Someone I know recently said to me that she doesn’t ‘understand art’. This is interesting as she works in an art gallery, as do I, and this person has taught me so much of what I know about the collection within our institution. Although she’s not one of the curators or conservators that we have the privilege of working with every day, she still knows far more than the average punter. Above all, in front of certain works that appeal to her, she’s a great story teller.

Not everyone who works in an art gallery will have a PhD in art history.

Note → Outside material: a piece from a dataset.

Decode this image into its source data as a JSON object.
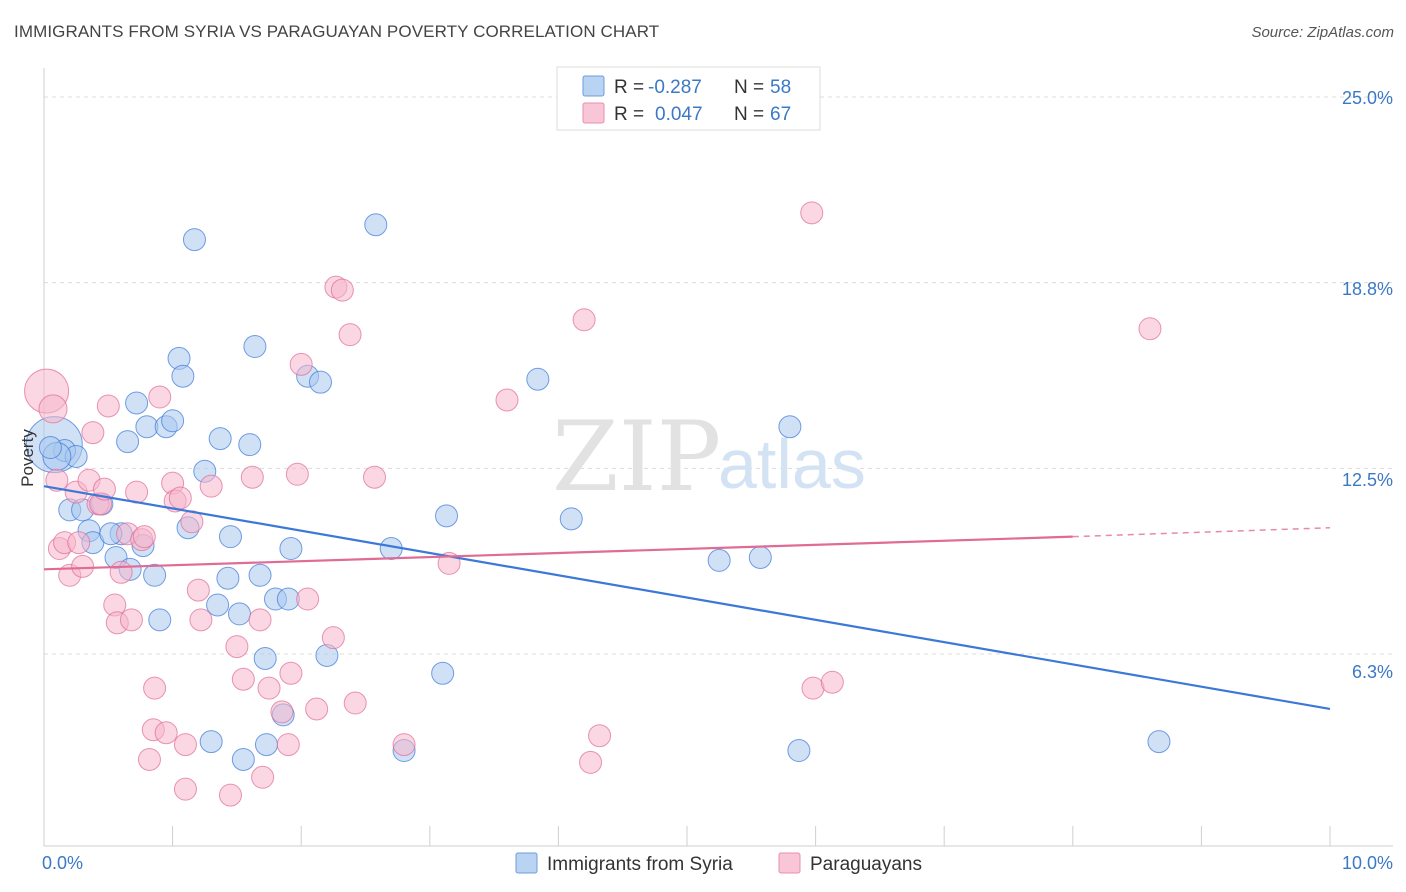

Sure, it’s highly advisable that our senior curators have some academic qualifications but for most of us, my colleague and I included, it’s often just what we learn on the job coupled with a personal interest.

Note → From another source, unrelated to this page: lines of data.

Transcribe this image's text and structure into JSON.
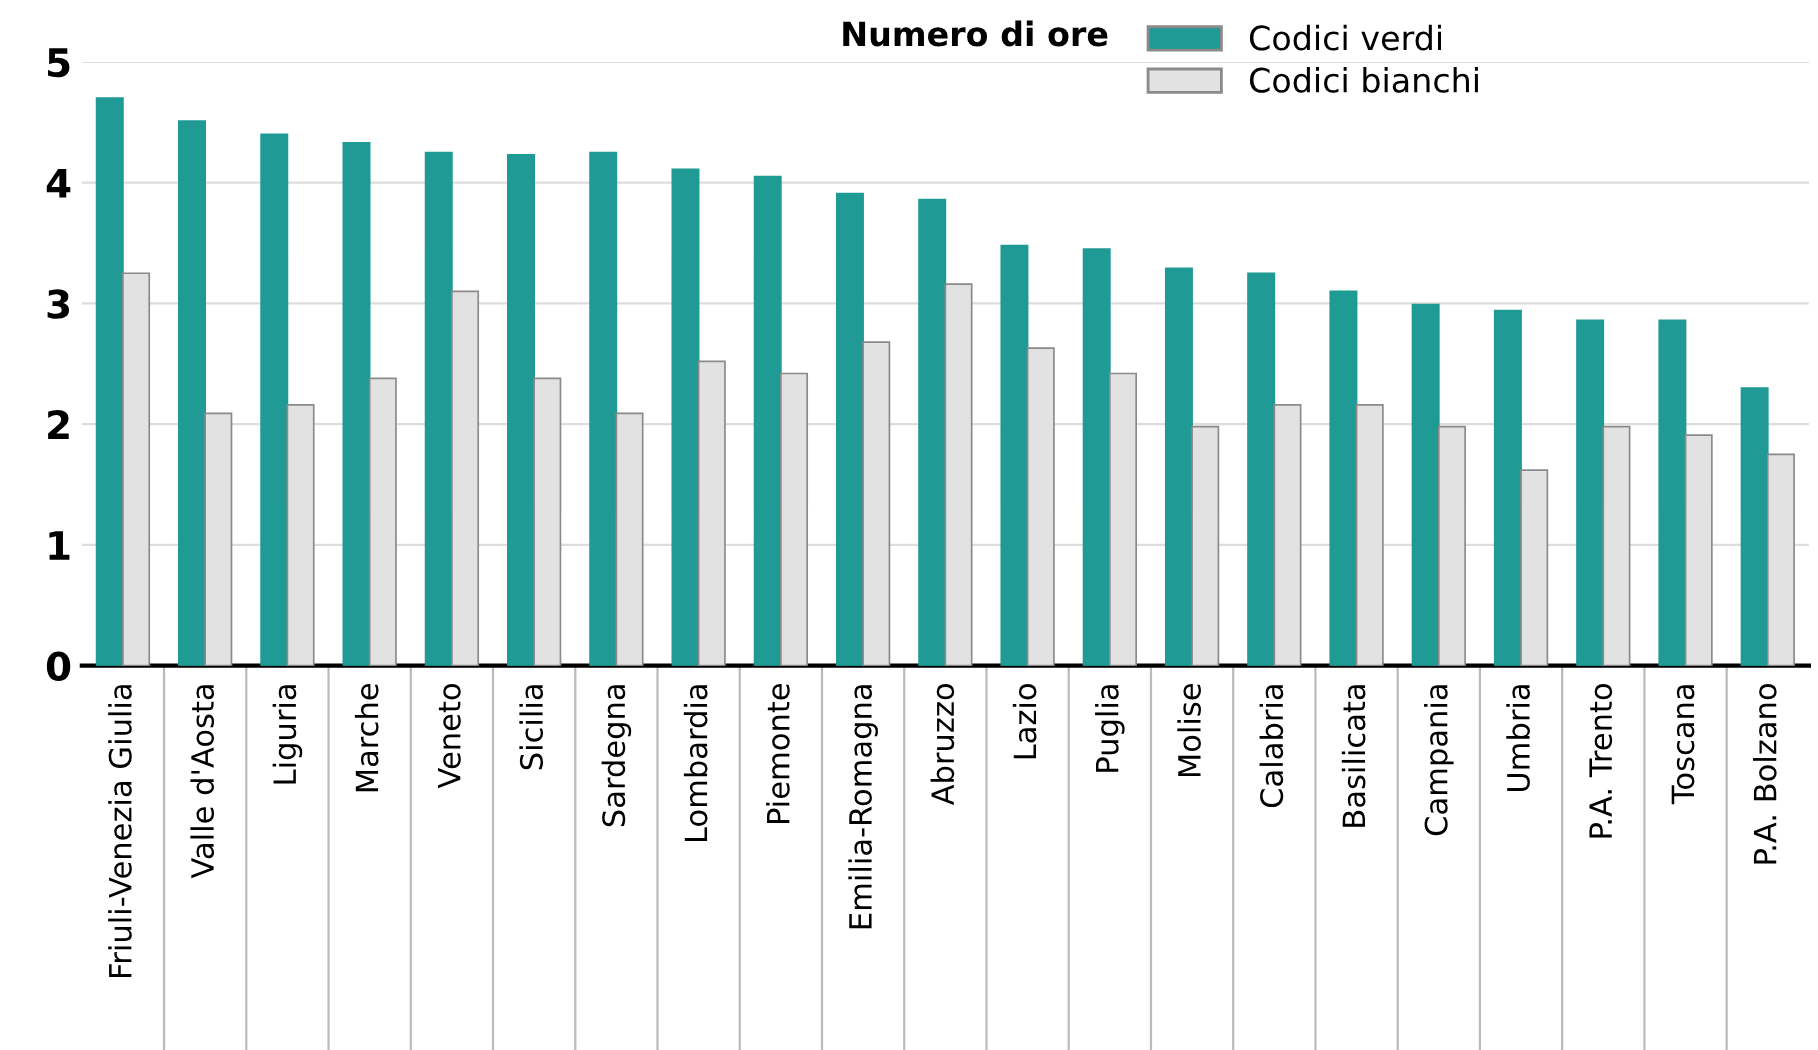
{
  "chart_data": {
    "type": "bar",
    "legend_title": "Numero di ore",
    "categories": [
      "Friuli-Venezia Giulia",
      "Valle d'Aosta",
      "Liguria",
      "Marche",
      "Veneto",
      "Sicilia",
      "Sardegna",
      "Lombardia",
      "Piemonte",
      "Emilia-Romagna",
      "Abruzzo",
      "Lazio",
      "Puglia",
      "Molise",
      "Calabria",
      "Basilicata",
      "Campania",
      "Umbria",
      "P.A. Trento",
      "Toscana",
      "P.A. Bolzano"
    ],
    "series": [
      {
        "name": "Codici verdi",
        "color": "#1f9a94",
        "values": [
          4.7,
          4.51,
          4.4,
          4.33,
          4.25,
          4.23,
          4.25,
          4.11,
          4.05,
          3.91,
          3.86,
          3.48,
          3.45,
          3.29,
          3.25,
          3.1,
          2.99,
          2.94,
          2.86,
          2.86,
          2.3
        ]
      },
      {
        "name": "Codici bianchi",
        "color": "#e2e2e2",
        "values": [
          3.25,
          2.09,
          2.16,
          2.38,
          3.1,
          2.38,
          2.09,
          2.52,
          2.42,
          2.68,
          3.16,
          2.63,
          2.42,
          1.98,
          2.16,
          2.16,
          1.98,
          1.62,
          1.98,
          1.91,
          1.75
        ]
      }
    ],
    "ylim": [
      0,
      5
    ],
    "yticks": [
      0,
      1,
      2,
      3,
      4,
      5
    ],
    "grid": "y",
    "legend": "top"
  }
}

But, for her to claim that she doesn’t understand art, and to talk down her authority on the matter, made me think about all the times we feel inept at qualifying or even expressing our views on a topic, particularly within the arts and especially if it’s considered high brow. Fine art certainly carries an air of eminence which can lead to some entire sectors of our society to feel intimidated just stepping into an institution such as an art gallery.

I think it’s quite common to feel at various times that we don’t possess the language, the vocabulary, to describe some of life’s indulgences: fine art; opera; ballet; poetry; heck, even wine. That definitely does not mean we can’t still enjoy them. Especially the wine.  I’m reminded of a tweet Alain de Botton wrote earlier this week, “Most of what makes a book ‘good’ is that we’re reading it at the right moment for us.” Much of what we like, or find pleasurable, in life is naturally informed by our own experiences, memories, background, values and desires. So forget the discourse around composition, aesthetics, brush strokes and eloquence of form. Stuff what the critics say. What feelings does the art evoke in you? What memories does it conjure? If it matters enough to you, then it matters.

The art world would generally agree that Eugene von Guerard was a great painter and he certainly had a significant influence on many other artists after him. However, his North-east view has remained one of my favourites for the simple fact that it brings to life my memories of being 12, staring at an A4 size print of the work and remembering that it made me smile. I also recall visiting the National Gallery of Australia in Canberra several years later and standing in front of the original work for the first time. I still don’t consider myself an expert in art, colonial Australian painters or von Guerard, not even close. But I don’t have to be. My emotional connection to that work is enough. Anyone who has an emotional connection to an artwork is qualified enough to appreciate it, discuss it and share it with others.